Monday, April 22, 2013
Angels show lack of respect for Hamilton
By David Schoenfield
The big news Monday was the Los Angeles Angels moving Josh Hamilton down from fourth to fifth in the batting order in an apparent attempt to fix their slumping $125 million slugger.
The timing was odd, with the Angels coming off a weekend sweep of the Detroit Tigers and reeks of desperation for an expected playoff contender off to a disappointing start. If the move works, manager Mike Scioscia looks smart and can take credit for finding a solution to a problem. If the move doesn't work, then Hamilton remains a problem and the focal point for the Angels' struggles -- and not the manager, or the roster management, or even the decision to sign Hamilton in the first place.
It's a move I find distasteful because it feels like a panic decision, a move an experienced manager and good organization shouldn't make. It's a move just to make a move, with little to no merit in rationale. It's a move of a manager overreacting, reminding me of Joe Torre moving Alex Rodriguez down to eighth in the batting order back in the 2006 playoffs. So Hamilton is off to a slow start? It's 17 games. Should we be surprised that Hamilton would hit .176/.247/ with 23 strikeouts, five walks and two home runs in his first 77 plate appearances? Yes, it's a bad stretch, but consider some other 17-game stretches in Hamilton's career:
June 2-June 23, 2012: .188/.268/.344, one HR, seven BB, 25 SO
July 18-Aug. 6, 2012: .197/.224/.296, one HR, three BB, 19 SO
July 21-Aug. 7, 2011: .309/.329/.441, zero HR, three BB, 15 SO
April 5-April 24, 2010: .230/.338/.410, one HR, 10 BB, 15 SO
April 8-April 26, 2009: .230/.273/.377, two HR, three BB, 15 SO
June 4-June 24, 2008: .243/.284/.371, two HR, four BB, 20 SO
That's at least one 17-game stretch from each season during his Rangers career, including two from last season. Note that two of them came in April. While he didn't hit .176 in any of those periods, note that he had at least two 17-game stretches last season during which he hit less than .200 without power and with poor strikeout-to-walk ratios.
So while the Hamilton of 2012 hit a career-high 43 home runs, the Hamilton that existed after his scorching hot first two months had stretches of production like this.
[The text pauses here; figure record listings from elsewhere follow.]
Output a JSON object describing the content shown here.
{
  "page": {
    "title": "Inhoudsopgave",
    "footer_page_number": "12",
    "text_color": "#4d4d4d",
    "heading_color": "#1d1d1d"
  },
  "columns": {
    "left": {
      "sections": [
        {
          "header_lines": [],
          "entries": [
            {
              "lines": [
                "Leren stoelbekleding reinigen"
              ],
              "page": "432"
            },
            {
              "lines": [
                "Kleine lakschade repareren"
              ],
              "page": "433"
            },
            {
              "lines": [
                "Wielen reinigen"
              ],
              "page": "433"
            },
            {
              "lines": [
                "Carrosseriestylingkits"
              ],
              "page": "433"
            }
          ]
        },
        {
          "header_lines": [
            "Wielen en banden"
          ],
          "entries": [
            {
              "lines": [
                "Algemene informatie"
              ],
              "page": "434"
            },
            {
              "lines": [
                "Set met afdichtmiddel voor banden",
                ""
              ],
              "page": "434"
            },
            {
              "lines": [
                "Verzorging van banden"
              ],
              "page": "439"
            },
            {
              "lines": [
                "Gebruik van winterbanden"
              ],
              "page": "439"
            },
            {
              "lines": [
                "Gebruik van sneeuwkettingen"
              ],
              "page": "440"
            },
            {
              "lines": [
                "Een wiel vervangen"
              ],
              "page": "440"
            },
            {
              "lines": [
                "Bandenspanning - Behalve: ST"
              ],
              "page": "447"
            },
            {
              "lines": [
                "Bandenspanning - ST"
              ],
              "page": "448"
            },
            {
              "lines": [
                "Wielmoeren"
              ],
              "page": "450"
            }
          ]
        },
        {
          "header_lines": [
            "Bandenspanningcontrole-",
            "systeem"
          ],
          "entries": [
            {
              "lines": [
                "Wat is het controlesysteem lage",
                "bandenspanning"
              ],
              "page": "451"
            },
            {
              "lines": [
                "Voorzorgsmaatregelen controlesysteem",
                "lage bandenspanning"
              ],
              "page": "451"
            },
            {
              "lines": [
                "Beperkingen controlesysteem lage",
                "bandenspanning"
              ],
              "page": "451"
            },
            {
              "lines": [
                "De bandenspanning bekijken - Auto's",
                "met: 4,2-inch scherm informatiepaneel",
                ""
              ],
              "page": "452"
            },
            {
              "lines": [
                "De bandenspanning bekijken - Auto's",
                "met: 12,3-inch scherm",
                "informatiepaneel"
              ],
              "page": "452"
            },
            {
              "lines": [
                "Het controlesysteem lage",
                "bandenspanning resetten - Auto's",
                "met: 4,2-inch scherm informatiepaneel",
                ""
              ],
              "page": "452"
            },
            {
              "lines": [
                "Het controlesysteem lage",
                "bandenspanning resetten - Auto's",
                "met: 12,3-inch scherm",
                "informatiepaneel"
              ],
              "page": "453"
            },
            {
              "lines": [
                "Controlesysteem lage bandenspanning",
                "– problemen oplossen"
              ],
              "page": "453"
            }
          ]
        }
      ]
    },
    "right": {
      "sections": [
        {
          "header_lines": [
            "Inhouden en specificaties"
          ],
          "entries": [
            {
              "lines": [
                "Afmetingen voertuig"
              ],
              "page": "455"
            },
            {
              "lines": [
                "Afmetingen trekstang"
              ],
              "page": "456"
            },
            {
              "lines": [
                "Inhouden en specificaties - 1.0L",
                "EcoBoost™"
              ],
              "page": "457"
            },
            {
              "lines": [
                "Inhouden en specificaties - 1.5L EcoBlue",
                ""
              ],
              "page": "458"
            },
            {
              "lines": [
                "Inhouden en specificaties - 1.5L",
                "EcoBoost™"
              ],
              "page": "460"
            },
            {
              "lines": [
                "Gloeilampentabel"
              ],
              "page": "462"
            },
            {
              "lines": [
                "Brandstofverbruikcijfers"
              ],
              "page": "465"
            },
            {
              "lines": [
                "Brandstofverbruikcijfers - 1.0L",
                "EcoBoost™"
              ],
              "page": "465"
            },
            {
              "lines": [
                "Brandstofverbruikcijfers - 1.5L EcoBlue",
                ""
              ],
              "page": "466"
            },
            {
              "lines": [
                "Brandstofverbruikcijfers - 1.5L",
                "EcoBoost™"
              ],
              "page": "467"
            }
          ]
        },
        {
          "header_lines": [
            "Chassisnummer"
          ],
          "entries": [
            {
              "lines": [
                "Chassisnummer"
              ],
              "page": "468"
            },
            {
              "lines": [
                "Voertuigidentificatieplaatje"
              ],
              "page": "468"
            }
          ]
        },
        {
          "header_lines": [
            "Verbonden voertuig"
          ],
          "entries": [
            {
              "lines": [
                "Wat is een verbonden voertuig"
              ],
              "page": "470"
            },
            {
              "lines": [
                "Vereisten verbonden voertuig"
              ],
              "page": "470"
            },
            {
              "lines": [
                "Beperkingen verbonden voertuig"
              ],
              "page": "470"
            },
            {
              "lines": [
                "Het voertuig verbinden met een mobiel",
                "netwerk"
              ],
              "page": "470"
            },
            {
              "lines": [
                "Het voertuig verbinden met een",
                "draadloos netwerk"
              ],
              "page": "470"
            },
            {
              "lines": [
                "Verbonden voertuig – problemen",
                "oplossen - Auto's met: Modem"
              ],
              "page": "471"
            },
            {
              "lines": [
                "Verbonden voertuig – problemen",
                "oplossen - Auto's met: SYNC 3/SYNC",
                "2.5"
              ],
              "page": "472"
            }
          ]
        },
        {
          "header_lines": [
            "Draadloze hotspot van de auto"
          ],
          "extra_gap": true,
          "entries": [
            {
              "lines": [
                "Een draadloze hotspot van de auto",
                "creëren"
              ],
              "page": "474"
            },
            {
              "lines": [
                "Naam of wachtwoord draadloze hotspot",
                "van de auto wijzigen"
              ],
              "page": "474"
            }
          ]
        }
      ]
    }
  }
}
The Angels shouldn't really be surprised that he could suffer a period like this.
Of course, it's possible that Scioscia is angry with Hamilton's approach at the plate and trying to send a message by moving him down in the order. I mean, even utility infielders have egos, so maybe he thinks this is a way to motivate Hamilton. But isn't that ultimately insulting? That Hamilton isn't trying to do well? And if you're worried about motivation, why give him a $125 million contract in the first place? Again, it's all shifting blame.
Doesn't a veteran player, a former MVP, deserve a little respect? Wasn't it only a season ago that Albert Pujols suffered through a homerless April in which he hit .217 with only four RBIs and would eventually fall to .190 on May 8? Scioscia left Pujols in the three-hole every game, and Pujols eventually started hitting. So why treat Hamilton differently?
If it is about Hamilton's approach, then again: What did the Angels expect? Hamilton swung at 45.4 percent of pitches outside the strike zone last season, according to FanGraphs -- the worst percentage among qualifiers in the majors. ESPN Stats & Info had Hamilton with a 42.5 chase percentage; and here's a note about that figure -- it was slightly higher through May, when Hamilton (and not Miguel Cabrera) looked like a guy who could win a Triple Crown. In other words, this is who Hamilton was in 2012: a guy who swings at a lot of pitches outside the strike zone. Why expect something different in 2013, or why bet $125 million on a different approach?
If Scioscia has simply determined that this is Hamilton's new level of ability, well, I don't have to point out the absurdity of making conclusions on a 17-game sample size. By the way, entering Monday's game, FanGraphs has Hamilton's line-drive rate at 23 percent -- right at his career mark of 22 percent (amazingly, he's been at 21 or 22 percent each season of his career). He's hit one infield popup, so it's not like he's suddenly hit a lot of those. There is some bad luck built into his early numbers.
Scioscia wants to get Hamilton going. But when Hamilton does finally get going, it won't be because he was moved down in the order. It will be because he was due for a few hits.
Update: Hamilton went 4-for-4 (I swear I finished this before Hamilton picked up his second hit of the game) and is now hitting .222, but the Angels blew a 6-3 lead and lost 7-6. Joe Nathan struck out Mark Trumbo to end it with a runner on. Hamilton was on deck.